Ad salespeople who ask if I just want to brand must imagine me rolling around in stacks of loose greenbacks like autumn leaves, uncertain what else to do with them.

Thanks for letting me share.

Thursday, October 1, 2009

Your Call Is (not that) Important to Us

I rarely 'fess up to the years I spent performing and managing customer service. It seems quotidian compared to my current glamorous marketing duties.

And yet, marketing and customer service are mirror twins. Marketing targets and attracts the customers, then it hands them off to customer service. Customer service has the longer-term job of keeping marketing's promises--and of keeping the customer satisfied.

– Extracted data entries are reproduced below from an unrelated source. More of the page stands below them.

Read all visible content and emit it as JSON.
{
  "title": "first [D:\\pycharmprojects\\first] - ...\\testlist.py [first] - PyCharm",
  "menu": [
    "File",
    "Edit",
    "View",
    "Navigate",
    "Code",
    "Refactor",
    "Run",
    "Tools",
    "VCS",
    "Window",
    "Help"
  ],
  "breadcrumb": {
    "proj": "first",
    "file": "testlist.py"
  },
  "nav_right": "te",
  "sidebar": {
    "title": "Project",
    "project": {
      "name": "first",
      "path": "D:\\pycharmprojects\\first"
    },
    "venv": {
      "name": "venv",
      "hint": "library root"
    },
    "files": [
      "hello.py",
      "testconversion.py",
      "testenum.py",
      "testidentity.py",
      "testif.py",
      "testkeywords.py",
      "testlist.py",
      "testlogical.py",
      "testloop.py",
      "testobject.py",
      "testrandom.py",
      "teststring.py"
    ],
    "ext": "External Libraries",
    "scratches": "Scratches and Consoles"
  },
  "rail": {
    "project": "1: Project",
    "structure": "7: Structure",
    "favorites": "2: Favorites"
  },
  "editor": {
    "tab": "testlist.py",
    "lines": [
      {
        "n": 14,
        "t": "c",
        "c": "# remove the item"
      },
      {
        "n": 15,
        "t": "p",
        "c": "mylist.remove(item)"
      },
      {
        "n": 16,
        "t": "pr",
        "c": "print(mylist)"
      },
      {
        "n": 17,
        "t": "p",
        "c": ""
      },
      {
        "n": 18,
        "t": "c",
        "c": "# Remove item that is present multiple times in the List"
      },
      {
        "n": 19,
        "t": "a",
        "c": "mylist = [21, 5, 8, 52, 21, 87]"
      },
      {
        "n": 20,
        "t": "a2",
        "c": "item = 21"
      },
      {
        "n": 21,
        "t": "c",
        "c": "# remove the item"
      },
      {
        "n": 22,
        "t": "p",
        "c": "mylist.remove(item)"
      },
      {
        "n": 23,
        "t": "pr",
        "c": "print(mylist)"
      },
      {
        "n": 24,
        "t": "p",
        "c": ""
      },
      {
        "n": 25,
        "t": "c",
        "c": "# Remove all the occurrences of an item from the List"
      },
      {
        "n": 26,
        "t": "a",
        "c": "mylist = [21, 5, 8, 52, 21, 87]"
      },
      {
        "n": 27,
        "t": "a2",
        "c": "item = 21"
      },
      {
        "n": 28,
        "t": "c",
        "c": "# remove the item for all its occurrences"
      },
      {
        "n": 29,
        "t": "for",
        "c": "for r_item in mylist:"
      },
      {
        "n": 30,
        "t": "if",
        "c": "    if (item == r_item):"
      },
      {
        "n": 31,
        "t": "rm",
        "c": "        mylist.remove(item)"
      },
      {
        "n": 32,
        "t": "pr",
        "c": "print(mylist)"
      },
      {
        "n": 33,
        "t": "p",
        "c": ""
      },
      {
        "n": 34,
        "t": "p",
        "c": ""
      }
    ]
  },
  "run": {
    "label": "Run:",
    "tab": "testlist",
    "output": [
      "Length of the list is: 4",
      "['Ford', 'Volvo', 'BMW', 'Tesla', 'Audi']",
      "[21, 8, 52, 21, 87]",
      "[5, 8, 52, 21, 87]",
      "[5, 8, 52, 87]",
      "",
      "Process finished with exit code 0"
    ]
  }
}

I read with great interest Your Call Is (not that) Important to Us: Customer Service and What It Reveals about Our World and Our Lives by Emily Yellin. Most of us "get" customer service. We understand how voicemail works, and how companies use customer relationship management (CRM) phone trees to try to keep us away from an actual expensive live operator.

What we don't all know is how those CRM systems work, what the best ones are accomplishing and the unintended consequences of the systems that make it deliberately hard to communicate.
I never thought about the relationship between the corporate toll-free number and longer wait times, but of course it's true that if the company is paying for a WATS line it feels free to keep me on hold--if I were paying for that air time I would revolt or hang up.

As much as companies may wish that I would serve myself by locating the right person through their phone tree or by referring to their website, telephone service is still a valuable outreach to customers who either don't have Internet access, don't read the language, or have a difficulty spanning departments that they can't shove into just one box.

I bookmarked page 84 in the chapter To Send Us Your Firstborn, Please Press or Say "One," glad to learn that I have allies among the experts.

a big pet peeve among top speech technology designers like Springer is the phrase, "Please listen carefully, as soon of our menu options have changed"....He thinks it should be banished from all speech systems, calling it "extremely controlling." And he asks, "Why take up eight seconds to say something so condescending?"